Free Mood Boosters for Every Bad Mood
Are you feeling down or having a bad day after receiving some unpleasant news? Sometimes minor disappointments and frustrations can disrupt your daily activities, leaving you feeling grumpy, miserable, and disinterested in the things you need or want to do. If you're not sure how to feel better, don't worry, you're not alone.
Emotional distress can affect you even if it's not extreme, and allowing a bad mood to fester can make it worse. Ignoring the source of your bad mood won't make it go away, but you can set it aside temporarily and focus on something that makes you feel good instead.
We have a few ideas below that can help lift you out of a bad mood for free.
Take a walk outdoors
Going for a short stroll in the nearest park or any green space can do wonders in lifting your low mood. Whether it's the mid-afternoon slump or a long night that's left you feeling gloomy, a brisk 10-minute walk can boost blood flow to your brain and energize you, reducing feelings of sluggishness and fatigue. Walking can also reduce the level of stress hormones in your body while triggering the release of endorphins that can ease discomfort, pain, and stress.
Naturally, sunlight has its benefits too. Spending just 10 or 15 minutes in the sun can stimulate the production of serotonin, as well as more endorphins, providing a good amount of mood-improving chemicals. Moreover, natural light can help you feel more alert and energized, particularly if you've been sitting in a dim room for a while.
And let's not forget about the power of nature. Emerging research indicates that people who spend time outdoors regularly, or even look at images or videos of nature when going outside isn't an option, often have better moods overall.
Listen to music
For a long time, science has praised the benefits of music. Various studies have demonstrated that music has the ability to regulate mood and emotions, alleviate stress and tension, decrease anxiety, enhance healthy brain function, and even improve concentration in some cases.
Therefore, we highly recommend creating a personalized playlist filled with all your favorite tunes, which can be used as a quick pick-me-up whenever you're feeling down.
Call a loved one
Sometimes, after an exhausting day or when you have a stressful event coming up, receiving a message of love and support can make a big difference to lifting your spirits. Even a brief conversation with your significant other, best friend or sibling can help you bounce back from a gloomy mood, anxiety, worry, or other emotional stress.
If calling isn't an option, there are still other ways to stay connected and feel supported. Even a brief exchange over text or chat can work wonders in lifting your mood. You already know that they are there for you, but sometimes you need a funny meme or an inside joke to remind you of it.
Random acts of kindness
Instead of allowing yourself to get lost in the cycle of worry and stress, try directing your energy towards someone else instead. By doing a good deed for someone else, you could brighten their day and bring a smile to their face, which in turn could improve your mood. The simple act of knowing that you have made someone else's day better can leave you feeling more positive and uplifted. Here are a few ideas that you could consider:
Show your gratitude towards your healthcare team by giving them a fruit basket on any random day.

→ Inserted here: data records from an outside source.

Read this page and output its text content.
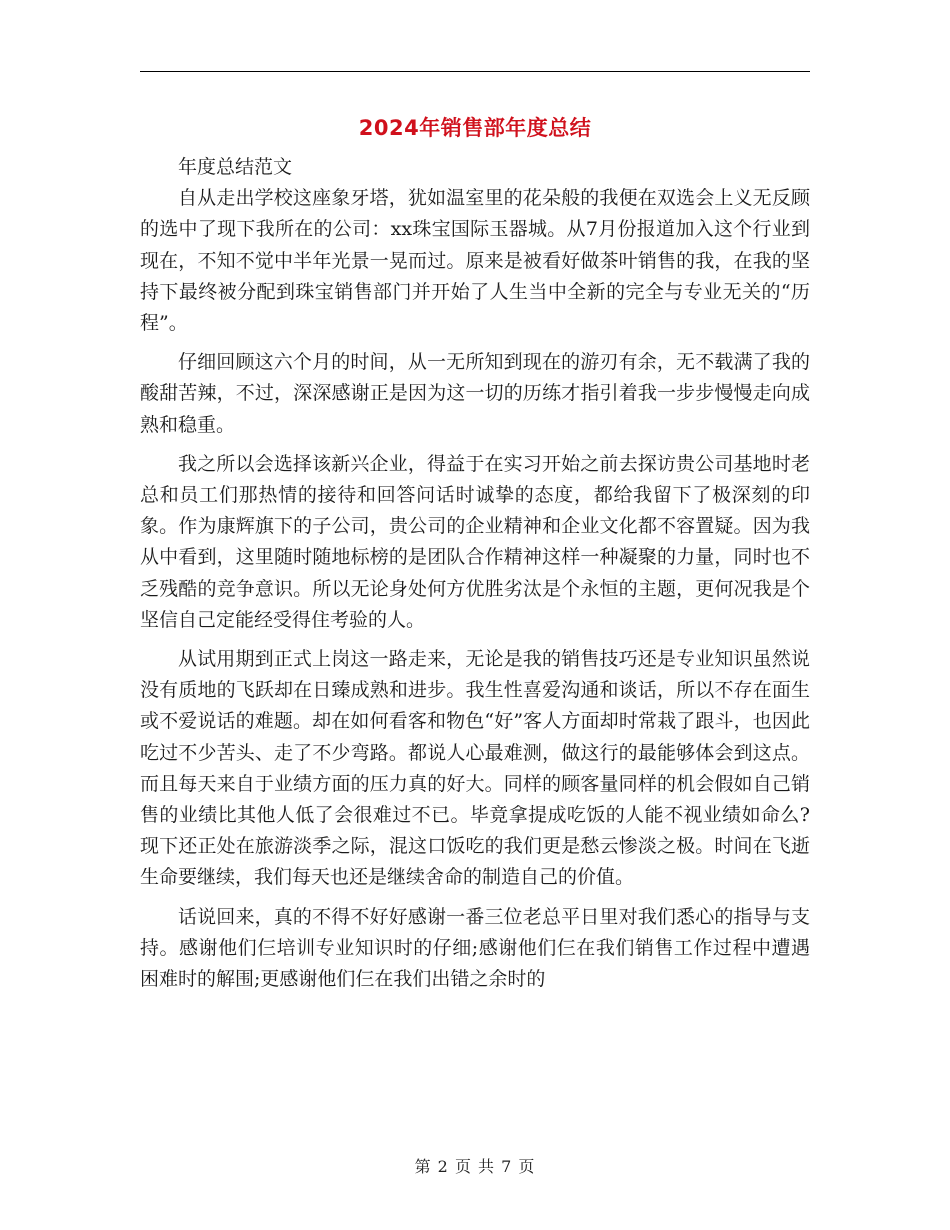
2024年销售部年度总结

年度总结范文

自从走出学校这座象牙塔，犹如温室里的花朵般的我便在双选会上义无反顾的选中了现下我所在的公司：xx珠宝国际玉器城。从7月份报道加入这个行业到现在，不知不觉中半年光景一晃而过。原来是被看好做茶叶销售的我，在我的坚持下最终被分配到珠宝销售部门并开始了人生当中全新的完全与专业无关的“历程”。

仔细回顾这六个月的时间，从一无所知到现在的游刃有余，无不载满了我的酸甜苦辣，不过，深深感谢正是因为这一切的历练才指引着我一步步慢慢走向成熟和稳重。

我之所以会选择该新兴企业，得益于在实习开始之前去探访贵公司基地时老总和员工们那热情的接待和回答问话时诚挚的态度，都给我留下了极深刻的印象。作为康辉旗下的子公司，贵公司的企业精神和企业文化都不容置疑。因为我从中看到，这里随时随地标榜的是团队合作精神这样一种凝聚的力量，同时也不乏残酷的竞争意识。所以无论身处何方优胜劣汰是个永恒的主题，更何况我是个坚信自己定能经受得住考验的人。

从试用期到正式上岗这一路走来，无论是我的销售技巧还是专业知识虽然说没有质地的飞跃却在日臻成熟和进步。我生性喜爱沟通和谈话，所以不存在面生或不爱说话的难题。却在如何看客和物色“好”客人方面却时常栽了跟斗，也因此吃过不少苦头、走了不少弯路。都说人心最难测，做这行的最能够体会到这点。而且每天来自于业绩方面的压力真的好大。同样的顾客量同样的机会假如自己销售的业绩比其他人低了会很难过不已。毕竟拿提成吃饭的人能不视业绩如命么?现下还正处在旅游淡季之际，混这口饭吃的我们更是愁云惨淡之极。时间在飞逝生命要继续，我们每天也还是继续舍命的制造自己的价值。

话说回来，真的不得不好好感谢一番三位老总平日里对我们悉心的指导与支持。感谢他们仨培训专业知识时的仔细;感谢他们仨在我们销售工作过程中遭遇困难时的解围;更感谢他们仨在我们出错之余时的

第 2 页 共 7 页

Take care of a chore for your partner or other family members.
Leave a detailed positive review for one of your favorite shops or restaurants.
Offer to assist a co-worker if they need any help.
The bottom line
It's perfectly normal to experience bad moods, even over seemingly trivial things. And it's also normal to require a mood boost from time to time. The good news is that most bad moods tend to lift before too long, and there are a lot of things you can do to help yourself feel better.
However, if you're experiencing a low mood that lingers day in and day out, it may be indicative of an underlying issue. If you notice persistent changes in your mood and well-being, and strategies like the ones mentioned above seem to have little effect, it's always a good idea to speak to a therapist.